36% of your life is spent asleep. If you live to 90, that’s 32 years sleeping. This tells us, that at some level, sleep is very important. But many of us just don’t think seriously enough about sleep.
We’ve begun to treat sleep as an enemy. We tolerate it, but we don’t care much for it. How come? It’s because we don’t do a lot when we’re asleep. We are totally unproductive.
But now neuroscientists are starting to understand why sleep is so important to us. There isn’t a clear consensus, but three theories stand out:
- Restoration. All the stuff we burn up during the day, we rebuild during the night. It’s been shown that only some genes are turned-on during sleep, and those genes are associated with restoration.
- Energy conservation. You sleep to save calories. But the amount of calories you actually save during sleep is so low, that it seems like a less plausible explanation.
- Brain processing and memory consolidation. We know that when somebody tries to learn a new task, and then you sleep deprive them, you smash this learning process. Sleeping at night can give up to 3x boost in creative thinking. It’s core to our learning ability.

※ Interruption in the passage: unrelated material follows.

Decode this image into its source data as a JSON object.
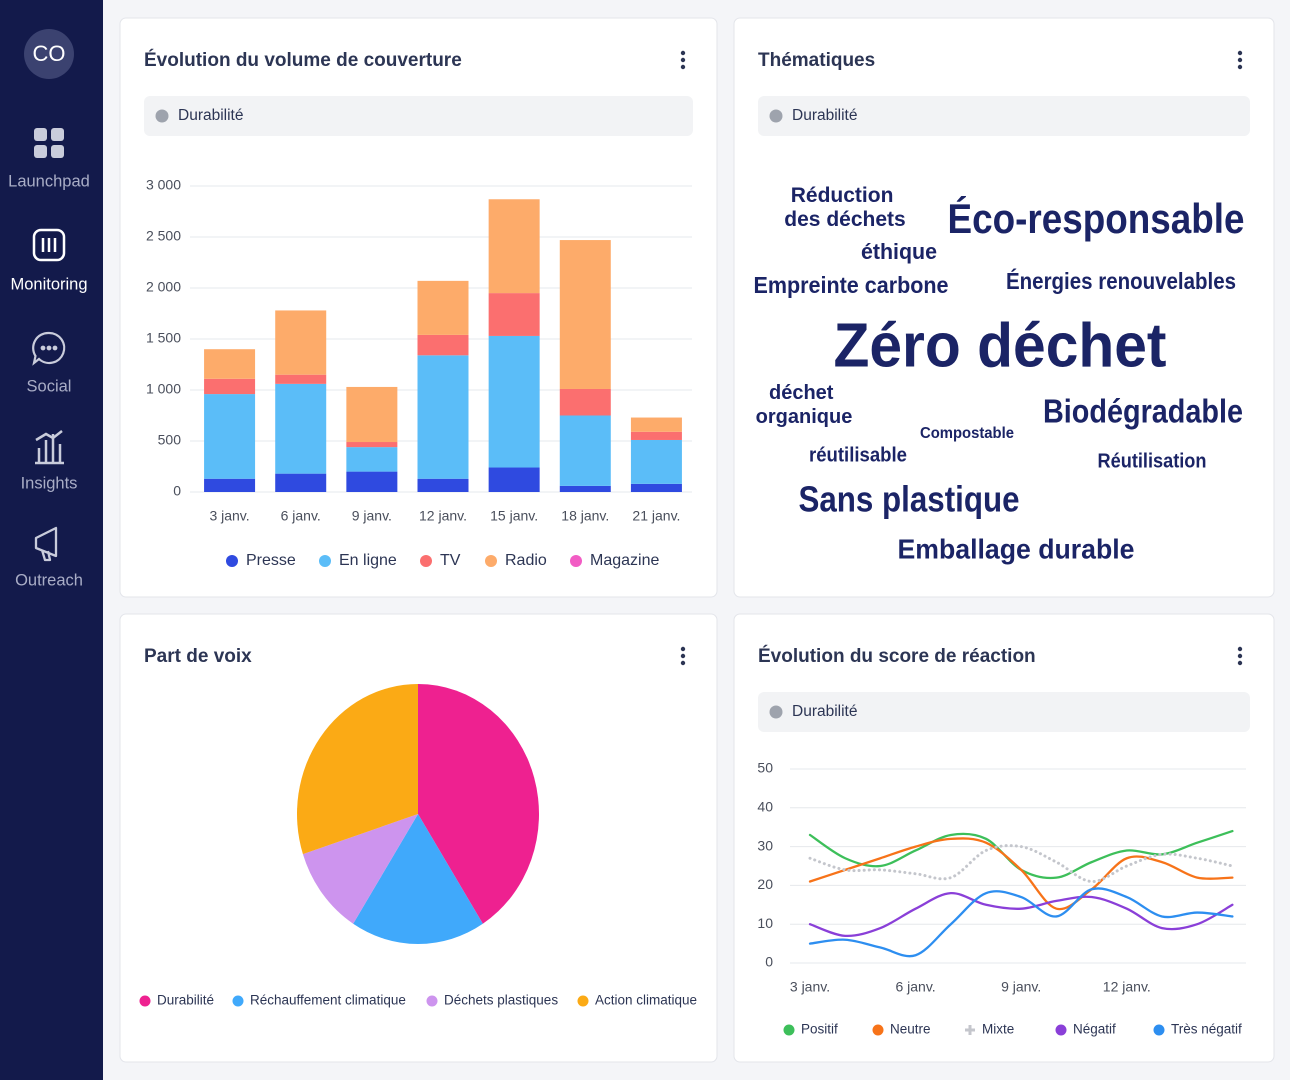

What’s so interesting about our society today is that we are desperately deprived of sleep, and it’s been gradually getting worse.
If you sleep 5 hours or less a night, you have a 50% increased likelihood of being obese. Sleep loss promotes a gene which makes you need to eat more.
Lack of sleep brings on increased stress. And prolonged stress is a very bad thing – studies show that stress weakens your immune system to infections, and even increases your risk of cancer.
How do you know if you’re getting enough sleep? Well, do you need an alarm clock to wake you up? Do you need stimulants to feel better in the morning?
How to improve things? First thing is to make your bedroom a sleep haven – make it as dark as you possibly can, and try to make it slightly cool. Decrease your exposure to light in the 30 minutes before sleep – this can be tricky when you have bright lights in your bathroom. Try to avoid caffeine after lunch.
Teenagers are often called lazy – but really they aren’t. They have a biological disposition to go to bed late, and get up late. Give them a break!
We need eight hours of sleep a night, as an average. Do you need that much, or do you need more? You need to listen to your body, and figure it out. There is no universal answer.
They say that people who go to bed early and get up early are wealthier, more prosperous. But there’s no evidence for it – they just seem to be more smug than anyone else.
Recent studies have shown a clear link between mental illness and lack of sleep. Sleep can act as an early warning signal for mental health problems.
Bottom line: take sleep seriously. It’s intimately linked to well being.